Tuesday, October 21, 2008

An Open Letter to My Grandaughter On Her First Birthday

Well, Sammi is one year old today. Maybe some day she'll read this and understand and appreciate why she's so special.

Sammi,

It's been a year since I held you at the hospital and had that strange feeling that things would never be the same for our family again. It was the exact same feeling I had when they handed your mother over to me in the delivery room when she was born.

I have to admit, it took be completely by surprise. I knew you would be cute and I knew you would be special but I never anticipated how quickly and completely you would capture my heart.

It didn't stop there....every time I saw you, you got more beautiful and seemed more full of joy. My hearts stops when you look at me and smile that huge, unbridled smile of recognition. It takes so little to please you and the reward for doing so is so great, it makes being near you an unexpected pleasure.

I've spent a lot of time trying to figure all this out; why you've had such a great impact on me and why it's so important to see you. As near as I can figure, it has something to do with how much I love your Mom and how much I was in awe and wonder of who she was when she was your age.

It seems such an incredibly short time ago.

Her fingers and toes were just as delicate and just as beautiful as yours. Her smile was just as big and just as freely given. Her squeals of delight and joy were just as contagious and she was just as devastatingly beautiful as you are.

One of my prayers for you, Sammi, is that one day you will know the peculiar pleasure and pain of being a parent. The pleasure of seeing your beautiful baby in awe of a beautiful and wondrous world. The joy of holding your baby in your arms until they are too big to hold anymore. The delight in seeing your baby crawl, then toddle, and then the melancholy pain and pleasure of watching as your baby walks down their own path in life. Then you'll know that parents often wonder if they did everything right. You'll see they have a strong tendency to second guess themselves and revisit times and circumstances that are best left behind as they embrace and savor what God has placed on their plates in the present.

Then one day, I pray that, just a miraculously.... just as magically, you have the opportunity to experience the beauty and blessing of your own grandchild.
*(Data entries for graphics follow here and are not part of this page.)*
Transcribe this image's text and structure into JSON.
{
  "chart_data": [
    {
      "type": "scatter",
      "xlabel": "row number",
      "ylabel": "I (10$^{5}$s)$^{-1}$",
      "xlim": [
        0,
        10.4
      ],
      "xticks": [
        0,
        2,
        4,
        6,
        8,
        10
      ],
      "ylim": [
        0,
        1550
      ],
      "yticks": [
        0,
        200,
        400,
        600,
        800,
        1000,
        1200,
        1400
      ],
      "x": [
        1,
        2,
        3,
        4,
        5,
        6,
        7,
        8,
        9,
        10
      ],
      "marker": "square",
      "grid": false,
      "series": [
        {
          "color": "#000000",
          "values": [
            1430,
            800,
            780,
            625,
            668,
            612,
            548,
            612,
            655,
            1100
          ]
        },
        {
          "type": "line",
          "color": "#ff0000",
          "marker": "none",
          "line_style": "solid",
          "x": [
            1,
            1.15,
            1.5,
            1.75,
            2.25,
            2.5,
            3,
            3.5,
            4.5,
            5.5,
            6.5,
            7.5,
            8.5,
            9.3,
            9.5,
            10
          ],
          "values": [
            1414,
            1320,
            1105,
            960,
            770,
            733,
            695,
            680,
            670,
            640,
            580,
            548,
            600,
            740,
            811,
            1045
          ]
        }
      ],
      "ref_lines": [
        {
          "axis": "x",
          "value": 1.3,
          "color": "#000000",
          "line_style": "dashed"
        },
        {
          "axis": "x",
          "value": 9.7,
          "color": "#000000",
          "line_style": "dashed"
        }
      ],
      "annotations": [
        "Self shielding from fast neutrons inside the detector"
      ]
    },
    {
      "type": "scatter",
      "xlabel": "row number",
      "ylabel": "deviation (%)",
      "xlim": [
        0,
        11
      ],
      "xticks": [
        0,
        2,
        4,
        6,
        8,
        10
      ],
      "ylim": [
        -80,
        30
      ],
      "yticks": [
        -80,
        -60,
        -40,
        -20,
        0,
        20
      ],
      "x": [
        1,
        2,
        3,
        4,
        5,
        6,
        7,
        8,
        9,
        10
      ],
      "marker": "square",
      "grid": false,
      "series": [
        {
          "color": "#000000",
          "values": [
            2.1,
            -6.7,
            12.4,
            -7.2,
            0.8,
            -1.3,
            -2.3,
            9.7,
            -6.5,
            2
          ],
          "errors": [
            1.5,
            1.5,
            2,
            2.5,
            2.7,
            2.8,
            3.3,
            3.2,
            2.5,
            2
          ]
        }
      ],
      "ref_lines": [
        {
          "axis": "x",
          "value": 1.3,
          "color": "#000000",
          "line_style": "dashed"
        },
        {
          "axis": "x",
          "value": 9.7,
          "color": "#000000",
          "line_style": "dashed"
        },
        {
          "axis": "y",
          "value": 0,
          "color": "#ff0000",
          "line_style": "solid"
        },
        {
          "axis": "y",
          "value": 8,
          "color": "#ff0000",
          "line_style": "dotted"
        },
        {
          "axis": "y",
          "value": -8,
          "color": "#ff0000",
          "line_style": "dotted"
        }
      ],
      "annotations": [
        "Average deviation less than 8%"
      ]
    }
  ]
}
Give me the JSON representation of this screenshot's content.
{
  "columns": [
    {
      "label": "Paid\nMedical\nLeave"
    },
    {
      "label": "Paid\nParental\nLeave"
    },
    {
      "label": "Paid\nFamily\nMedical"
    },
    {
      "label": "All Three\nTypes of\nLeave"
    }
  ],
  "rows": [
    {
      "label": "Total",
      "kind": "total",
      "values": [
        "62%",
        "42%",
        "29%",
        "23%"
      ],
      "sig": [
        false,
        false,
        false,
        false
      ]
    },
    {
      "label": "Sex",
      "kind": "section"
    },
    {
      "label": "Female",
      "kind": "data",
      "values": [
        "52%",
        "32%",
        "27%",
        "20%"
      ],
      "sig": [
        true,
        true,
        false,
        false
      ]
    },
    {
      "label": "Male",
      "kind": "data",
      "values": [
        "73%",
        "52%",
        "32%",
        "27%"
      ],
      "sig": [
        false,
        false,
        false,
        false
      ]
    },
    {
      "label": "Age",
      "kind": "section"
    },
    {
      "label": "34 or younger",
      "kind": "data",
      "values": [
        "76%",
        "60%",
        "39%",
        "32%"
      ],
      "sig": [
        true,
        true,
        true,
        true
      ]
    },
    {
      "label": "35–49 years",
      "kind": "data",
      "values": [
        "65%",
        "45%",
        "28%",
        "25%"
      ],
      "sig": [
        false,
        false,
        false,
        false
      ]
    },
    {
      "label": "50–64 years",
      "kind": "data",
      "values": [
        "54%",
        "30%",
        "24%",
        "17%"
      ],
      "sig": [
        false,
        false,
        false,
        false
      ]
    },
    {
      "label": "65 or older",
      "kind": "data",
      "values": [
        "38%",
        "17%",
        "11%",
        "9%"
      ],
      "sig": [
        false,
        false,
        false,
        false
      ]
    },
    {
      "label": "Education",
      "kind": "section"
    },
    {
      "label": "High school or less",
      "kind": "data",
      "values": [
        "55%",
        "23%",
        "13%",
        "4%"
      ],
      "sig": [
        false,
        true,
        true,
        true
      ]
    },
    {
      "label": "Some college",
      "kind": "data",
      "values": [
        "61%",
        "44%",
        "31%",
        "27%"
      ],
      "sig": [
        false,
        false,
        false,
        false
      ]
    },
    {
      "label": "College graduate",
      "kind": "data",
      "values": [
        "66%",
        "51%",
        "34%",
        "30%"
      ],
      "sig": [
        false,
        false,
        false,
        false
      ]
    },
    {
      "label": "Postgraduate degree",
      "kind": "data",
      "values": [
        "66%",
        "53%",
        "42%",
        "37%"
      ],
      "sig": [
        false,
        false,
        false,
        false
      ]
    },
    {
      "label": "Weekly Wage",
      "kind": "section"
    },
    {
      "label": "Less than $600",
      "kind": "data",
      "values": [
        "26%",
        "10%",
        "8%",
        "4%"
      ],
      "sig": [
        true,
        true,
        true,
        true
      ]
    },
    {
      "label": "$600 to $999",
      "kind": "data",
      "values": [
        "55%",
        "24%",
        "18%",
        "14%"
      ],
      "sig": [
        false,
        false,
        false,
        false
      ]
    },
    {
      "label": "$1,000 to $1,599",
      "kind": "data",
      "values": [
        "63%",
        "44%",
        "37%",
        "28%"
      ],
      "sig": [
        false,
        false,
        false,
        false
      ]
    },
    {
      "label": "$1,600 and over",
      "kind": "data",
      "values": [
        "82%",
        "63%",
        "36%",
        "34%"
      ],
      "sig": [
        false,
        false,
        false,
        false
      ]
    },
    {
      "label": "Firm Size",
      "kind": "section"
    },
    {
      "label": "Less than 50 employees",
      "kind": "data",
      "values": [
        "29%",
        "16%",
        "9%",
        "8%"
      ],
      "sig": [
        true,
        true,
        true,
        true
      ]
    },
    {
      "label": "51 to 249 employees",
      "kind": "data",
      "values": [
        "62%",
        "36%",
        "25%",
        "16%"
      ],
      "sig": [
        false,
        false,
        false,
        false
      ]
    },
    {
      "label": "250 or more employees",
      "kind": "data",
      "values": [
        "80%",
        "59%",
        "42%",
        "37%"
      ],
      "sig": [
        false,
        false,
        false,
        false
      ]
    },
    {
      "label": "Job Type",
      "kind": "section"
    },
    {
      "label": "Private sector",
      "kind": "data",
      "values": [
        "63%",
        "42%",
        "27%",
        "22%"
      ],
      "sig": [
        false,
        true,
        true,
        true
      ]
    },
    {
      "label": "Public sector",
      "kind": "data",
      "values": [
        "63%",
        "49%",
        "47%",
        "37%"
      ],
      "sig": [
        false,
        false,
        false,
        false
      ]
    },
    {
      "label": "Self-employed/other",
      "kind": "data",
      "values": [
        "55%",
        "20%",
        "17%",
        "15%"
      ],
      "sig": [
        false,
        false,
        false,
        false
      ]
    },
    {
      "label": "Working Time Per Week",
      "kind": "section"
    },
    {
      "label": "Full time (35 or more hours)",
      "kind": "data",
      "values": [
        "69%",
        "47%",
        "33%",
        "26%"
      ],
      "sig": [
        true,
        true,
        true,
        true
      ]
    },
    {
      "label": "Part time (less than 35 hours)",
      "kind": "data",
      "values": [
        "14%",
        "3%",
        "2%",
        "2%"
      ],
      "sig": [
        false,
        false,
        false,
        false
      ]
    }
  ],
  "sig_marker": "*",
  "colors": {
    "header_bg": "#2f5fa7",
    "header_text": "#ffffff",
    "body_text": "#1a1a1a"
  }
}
I pray that you'll see that little person as an extension of a work that God began in your heart so long ago....and a promise of continued and eternal blessing. If that happens, you'll have to look no further to know the greatness of God's love and the fullness of His joy.

I pray that you see that the beauty your grand child possesses has been passed down from your Grand Mother to your Mother, to you, then to your baby and then to her baby . I pray that you see that that beauty comes at least as much from within as it does from without and it all comes from the Lord.

I pray that you know your Lord a least as well as your parents and grand parents do. I pray that you grow up strong in His Word, committed to His will and blessed in His grace and mercy.

God be with you, Sammi. You are the living, breathing, laughing, cooing evidence that He is with us.

Love,
Grandpa K

1 comment:

  1. Woohoo!!! Happy belated First Birthday to Sammi! Happy First Year Grandparents to you and Kell too!